- Developers: The A-team (Akimbo Team Productions, LLC)
- Engine: GoldSrc
- Platform: Microsoft Windows
- Release: 1999
- Genre: First-person shooter
- Mode: Multiplayer

= Action Half-Life =

Action Half-Life is a mod for the first-person shooter video game Half-Life. It strives to simulate action movies, especially those directed by John Woo.

Action Half-Life is the second mod in the "Action" series. The first was Action Quake 2 and the third was Action Unreal Tournament 2004.

== Gameplay ==

The traditional mode of gameplay is Deathmatch; at the start of a round, players must choose a single pistol, a unique weapon, and a special item. Unlike the buy menu in Counter-Strike, these weapons are free and have limited ammunition, which makes tactical usage crucial. The game also includes a "last man standing" mode, which plays like a deathmatch, but without respawning after death.

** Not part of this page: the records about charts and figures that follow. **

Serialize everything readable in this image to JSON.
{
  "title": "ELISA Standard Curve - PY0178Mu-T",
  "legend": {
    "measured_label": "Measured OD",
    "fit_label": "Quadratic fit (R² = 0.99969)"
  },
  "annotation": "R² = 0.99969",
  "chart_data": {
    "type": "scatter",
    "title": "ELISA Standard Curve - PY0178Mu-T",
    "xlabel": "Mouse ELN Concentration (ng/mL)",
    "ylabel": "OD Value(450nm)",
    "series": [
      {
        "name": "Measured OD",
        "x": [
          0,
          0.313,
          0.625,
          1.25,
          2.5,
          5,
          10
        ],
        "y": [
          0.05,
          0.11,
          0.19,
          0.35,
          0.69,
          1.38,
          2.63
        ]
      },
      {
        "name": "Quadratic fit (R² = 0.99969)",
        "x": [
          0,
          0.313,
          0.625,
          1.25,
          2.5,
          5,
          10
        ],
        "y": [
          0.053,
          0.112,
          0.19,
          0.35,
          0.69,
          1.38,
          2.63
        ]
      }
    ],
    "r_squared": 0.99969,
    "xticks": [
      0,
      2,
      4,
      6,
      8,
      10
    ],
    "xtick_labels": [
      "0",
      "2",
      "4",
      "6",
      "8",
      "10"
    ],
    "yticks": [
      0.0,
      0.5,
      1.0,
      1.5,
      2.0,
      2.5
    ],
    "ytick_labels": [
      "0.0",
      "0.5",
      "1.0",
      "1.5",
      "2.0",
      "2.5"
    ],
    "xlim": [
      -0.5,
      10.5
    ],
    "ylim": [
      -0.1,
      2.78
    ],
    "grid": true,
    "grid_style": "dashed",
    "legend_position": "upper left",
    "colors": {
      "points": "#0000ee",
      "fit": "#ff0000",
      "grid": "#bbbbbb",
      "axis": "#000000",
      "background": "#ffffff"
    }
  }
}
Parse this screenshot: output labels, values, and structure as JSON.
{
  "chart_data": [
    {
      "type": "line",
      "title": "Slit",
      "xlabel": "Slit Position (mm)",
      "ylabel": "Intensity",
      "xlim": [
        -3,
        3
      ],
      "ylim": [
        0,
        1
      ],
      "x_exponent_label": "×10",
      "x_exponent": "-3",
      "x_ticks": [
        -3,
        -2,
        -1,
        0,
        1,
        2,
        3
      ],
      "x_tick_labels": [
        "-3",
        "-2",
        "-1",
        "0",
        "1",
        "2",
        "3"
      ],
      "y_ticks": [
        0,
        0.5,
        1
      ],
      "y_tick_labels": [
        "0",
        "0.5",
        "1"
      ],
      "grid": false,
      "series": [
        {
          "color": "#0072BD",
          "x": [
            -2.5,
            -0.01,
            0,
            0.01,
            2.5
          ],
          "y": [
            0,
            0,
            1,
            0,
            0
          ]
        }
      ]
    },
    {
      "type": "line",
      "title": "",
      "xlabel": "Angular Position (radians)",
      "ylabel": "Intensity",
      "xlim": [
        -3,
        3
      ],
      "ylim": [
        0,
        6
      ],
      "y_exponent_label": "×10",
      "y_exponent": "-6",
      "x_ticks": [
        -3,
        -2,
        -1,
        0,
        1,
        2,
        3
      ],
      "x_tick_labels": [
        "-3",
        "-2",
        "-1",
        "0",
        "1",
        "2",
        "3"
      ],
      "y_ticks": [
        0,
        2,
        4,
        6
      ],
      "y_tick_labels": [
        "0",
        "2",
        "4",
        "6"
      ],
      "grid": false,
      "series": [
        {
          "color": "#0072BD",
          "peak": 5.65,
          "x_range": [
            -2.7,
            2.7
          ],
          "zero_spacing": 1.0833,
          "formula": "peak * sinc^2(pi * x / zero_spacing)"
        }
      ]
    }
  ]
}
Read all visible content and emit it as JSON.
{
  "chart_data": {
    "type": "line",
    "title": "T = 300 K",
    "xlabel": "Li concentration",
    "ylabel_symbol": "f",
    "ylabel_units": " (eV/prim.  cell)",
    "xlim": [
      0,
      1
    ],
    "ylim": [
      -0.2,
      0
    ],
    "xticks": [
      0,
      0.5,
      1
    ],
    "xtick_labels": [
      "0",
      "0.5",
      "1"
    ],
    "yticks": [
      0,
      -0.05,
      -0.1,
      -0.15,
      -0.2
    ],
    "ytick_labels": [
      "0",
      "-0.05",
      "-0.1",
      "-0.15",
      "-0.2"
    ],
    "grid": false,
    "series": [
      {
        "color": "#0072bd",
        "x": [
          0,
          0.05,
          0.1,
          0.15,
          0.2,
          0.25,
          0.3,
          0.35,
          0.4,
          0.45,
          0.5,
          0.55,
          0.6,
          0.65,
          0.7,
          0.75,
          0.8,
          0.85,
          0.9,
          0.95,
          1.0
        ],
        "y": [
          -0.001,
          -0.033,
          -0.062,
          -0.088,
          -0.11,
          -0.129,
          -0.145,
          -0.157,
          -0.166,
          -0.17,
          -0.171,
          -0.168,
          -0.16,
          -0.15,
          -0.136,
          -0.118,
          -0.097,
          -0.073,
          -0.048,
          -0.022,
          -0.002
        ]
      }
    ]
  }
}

Action Half-life also features a single player mode. Some unique features in this mode include a move called "Adrenaline Rush", similar to Bullet Time.

==Reception ==
Action Half-Life was the favored modification for a small subculture described by Rock, Paper, Shotgun's writer Quintin Smith as a "mad cabal of mappers who obsessed over easter eggs", with some levels containing secret areas much larger and more complex than the main level. These often included whole story-lines, puzzles, and scripted sequences. IGN said the game is a standard shooter aside from the stunts and although they look cool, they get tiresome quickly. PC Games liked the level design and said the game is more suited for experienced players. XtremPC played the beta 2.7 version and said the game is far below the quality of Action Quake 2. CNET Gamecenter placed it on its list of top 10 Half-Life mods, writing: "Action Half-Life, however, manages to capture a sense of danger and suspense that's missing from most frag-a-minute deathmatches."